Monday, January 26, 2009

first weeks over

i made a lot of changes in such a short amount of time and im so proud of myself for it. It was so strange but over break i just realized that i wasnt happy and i was sick of feeling that way. I dont really know what changes i made but basically i told myself that i wasnt going to live to anyone elses standards or expectations.

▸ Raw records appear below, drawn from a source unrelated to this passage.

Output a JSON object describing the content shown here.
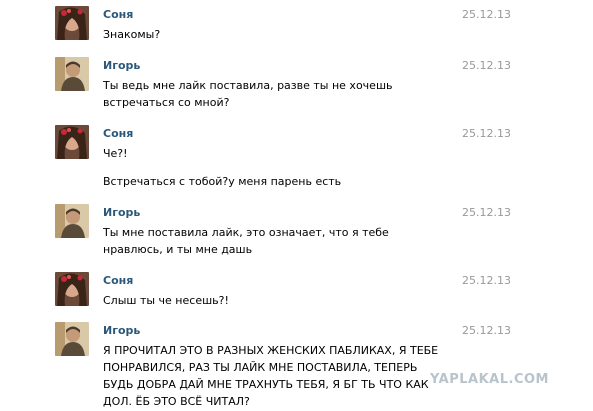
{
  "conversation": {
    "messages": [
      {
        "author": "Соня",
        "date": "25.12.13",
        "avatar": "sonya-avatar",
        "lines": [
          "Знакомы?"
        ]
      },
      {
        "author": "Игорь",
        "date": "25.12.13",
        "avatar": "igor-avatar",
        "lines": [
          "Ты ведь мне лайк поставила, разве ты не хочешь встречаться со мной?"
        ]
      },
      {
        "author": "Соня",
        "date": "25.12.13",
        "avatar": "sonya-avatar",
        "lines": [
          "Че?!",
          "Встречаться с тобой?у меня парень есть"
        ]
      },
      {
        "author": "Игорь",
        "date": "25.12.13",
        "avatar": "igor-avatar",
        "lines": [
          "Ты мне поставила лайк, это означает, что я тебе нравлюсь, и ты мне дашь"
        ]
      },
      {
        "author": "Соня",
        "date": "25.12.13",
        "avatar": "sonya-avatar",
        "lines": [
          "Слыш ты че несешь?!"
        ]
      },
      {
        "author": "Игорь",
        "date": "25.12.13",
        "avatar": "igor-avatar",
        "lines": [
          "Я ПРОЧИТАЛ ЭТО В РАЗНЫХ ЖЕНСКИХ ПАБЛИКАХ, Я ТЕБЕ ПОНРАВИЛСЯ, РАЗ ТЫ ЛАЙК МНЕ ПОСТАВИЛА, ТЕПЕРЬ БУДЬ ДОБРА ДАЙ МНЕ ТРАХНУТЬ ТЕБЯ, Я БГ  ТЬ ЧТО КАК ДОЛ. ЁБ ЭТО ВСЁ ЧИТАЛ?"
        ]
      }
    ]
  },
  "watermark": "YAPLAKAL.COM",
  "colors": {
    "author": "#2b587a",
    "date": "#999999",
    "text": "#000000",
    "background": "#ffffff"
  }
}
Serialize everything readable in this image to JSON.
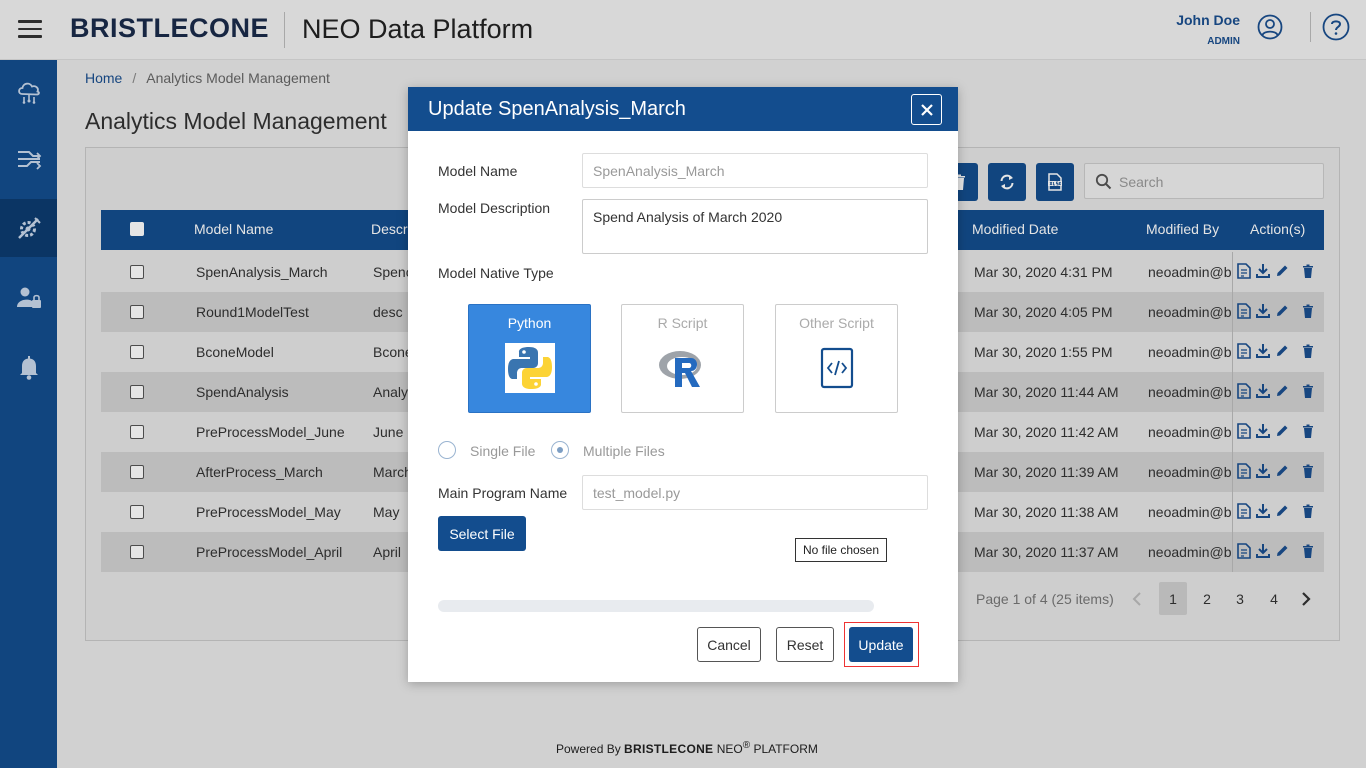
{
  "header": {
    "brand": "BRISTLECONE",
    "product": "NEO Data Platform",
    "user_name": "John Doe",
    "user_role": "ADMIN"
  },
  "breadcrumb": {
    "home": "Home",
    "current": "Analytics Model Management"
  },
  "page_title": "Analytics Model Management",
  "search": {
    "placeholder": "Search",
    "value": ""
  },
  "table": {
    "headers": {
      "model_name": "Model Name",
      "description": "Descri",
      "modified_date": "Modified Date",
      "modified_by": "Modified By",
      "actions": "Action(s)"
    },
    "rows": [
      {
        "name": "SpenAnalysis_March",
        "desc": "Spenc",
        "date": "Mar 30, 2020 4:31 PM",
        "by": "neoadmin@bc"
      },
      {
        "name": "Round1ModelTest",
        "desc": "desc",
        "date": "Mar 30, 2020 4:05 PM",
        "by": "neoadmin@bc"
      },
      {
        "name": "BconeModel",
        "desc": "Bcone",
        "date": "Mar 30, 2020 1:55 PM",
        "by": "neoadmin@bc"
      },
      {
        "name": "SpendAnalysis",
        "desc": "Analy",
        "date": "Mar 30, 2020 11:44 AM",
        "by": "neoadmin@bc"
      },
      {
        "name": "PreProcessModel_June",
        "desc": "June",
        "date": "Mar 30, 2020 11:42 AM",
        "by": "neoadmin@bc"
      },
      {
        "name": "AfterProcess_March",
        "desc": "March",
        "date": "Mar 30, 2020 11:39 AM",
        "by": "neoadmin@bc"
      },
      {
        "name": "PreProcessModel_May",
        "desc": "May",
        "date": "Mar 30, 2020 11:38 AM",
        "by": "neoadmin@bc"
      },
      {
        "name": "PreProcessModel_April",
        "desc": "April",
        "date": "Mar 30, 2020 11:37 AM",
        "by": "neoadmin@bc"
      }
    ]
  },
  "pager": {
    "info": "Page 1 of 4 (25 items)",
    "pages": [
      "1",
      "2",
      "3",
      "4"
    ],
    "current": "1"
  },
  "footer": {
    "powered_by": "Powered By",
    "brand": "BRISTLECONE",
    "neo": "NEO",
    "sup": "®",
    "platform": "PLATFORM"
  },
  "modal": {
    "title": "Update SpenAnalysis_March",
    "model_name_label": "Model Name",
    "model_name_value": "SpenAnalysis_March",
    "model_desc_label": "Model Description",
    "model_desc_value": "Spend Analysis of March 2020",
    "native_type_label": "Model Native Type",
    "types": [
      "Python",
      "R Script",
      "Other Script"
    ],
    "selected_type": "Python",
    "file_mode_options": [
      "Single File",
      "Multiple Files"
    ],
    "file_mode_selected": "Multiple Files",
    "main_program_label": "Main Program Name",
    "main_program_value": "test_model.py",
    "select_file_label": "Select File",
    "no_file_text": "No file chosen",
    "upload_progress": 0,
    "cancel_label": "Cancel",
    "reset_label": "Reset",
    "update_label": "Update"
  },
  "colors": {
    "primary": "#134d8e",
    "python_card": "#3787de",
    "focus_outline": "#ee3333"
  },
  "icons": {
    "sidebar": [
      "cloud-network-icon",
      "data-pipeline-icon",
      "settings-tools-icon",
      "user-lock-icon",
      "bell-icon"
    ],
    "toolbar": [
      "delete-icon",
      "refresh-icon",
      "xlsx-export-icon"
    ],
    "row_actions": [
      "view-notes-icon",
      "download-icon",
      "edit-icon",
      "trash-icon"
    ]
  }
}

I decided to really look inside for the answers. its worked out really well so far. i am more comfortable being on my own and i make more decisions based on what i want not what i think i 'should' do.
oh yea and i broke up with gary, boyfriend on and off for four years. they were good they were bad but now they are over. im not sure if it was right or wrong but i feel good. i feel stronger. i miss him and i miss the safety and comfort and all the good stuff but all in all im not sad. meanwhile i am sort of seeing matt but they are two separate worlds to me. well to be honest everyone is a separate world to me. anyway im proud of myself. i went to these workout classes at the rec all by myself!! i went grocery shopping by myself and i paid for my own groceries! i got a freelance online job thingy thats a long story but anyway i did it by myself! im becoming so much stronger and more comfortable just doing what i want.
i have realized that the world is just some crazy messed up place of people doing what they do as a product of a bunch of other shit. does that make sense? well in my head it seems like the answer. who cares what the answers are? who even created those questions anyway. im just kind of doing my own thing, trying to find some self esteem and confidence.
classes are great, im taking entomology, floral design, plant pathology, running, pilates, three labs and a lecture class thing. im talking to strangers without any expectations, i just want to pass on a little peace.


you have to realize that you are responsible for where you are at and for where your life is at. how you are is the result of your past decisions and if you dont like the way you are, you can, with little effort of will, change your decisions for a while and you will change into being another way.
you have to do it inside yourself; a good moral structure imposed from the outside is totalitarianism. if you do it, you'll hook in with other folks doing it. you have to make interior decisions when nobody's looking; all by yourself, in your head, take full responsibility for what you are about to do and do the best you can. and after you do it awhile youll begin to expect it of yourself.

1 comment:

  1. this is so motivational - i love it!
    i am so proud you're taking control of your life. i think you'll be a lot happier in the end.

    i admire so much the way you can just walk up to anyone and have a conversation, no matter where or when it is. i wish i was that confident in myself. i really need to work on that - i'm tired of only knowing 10 people here.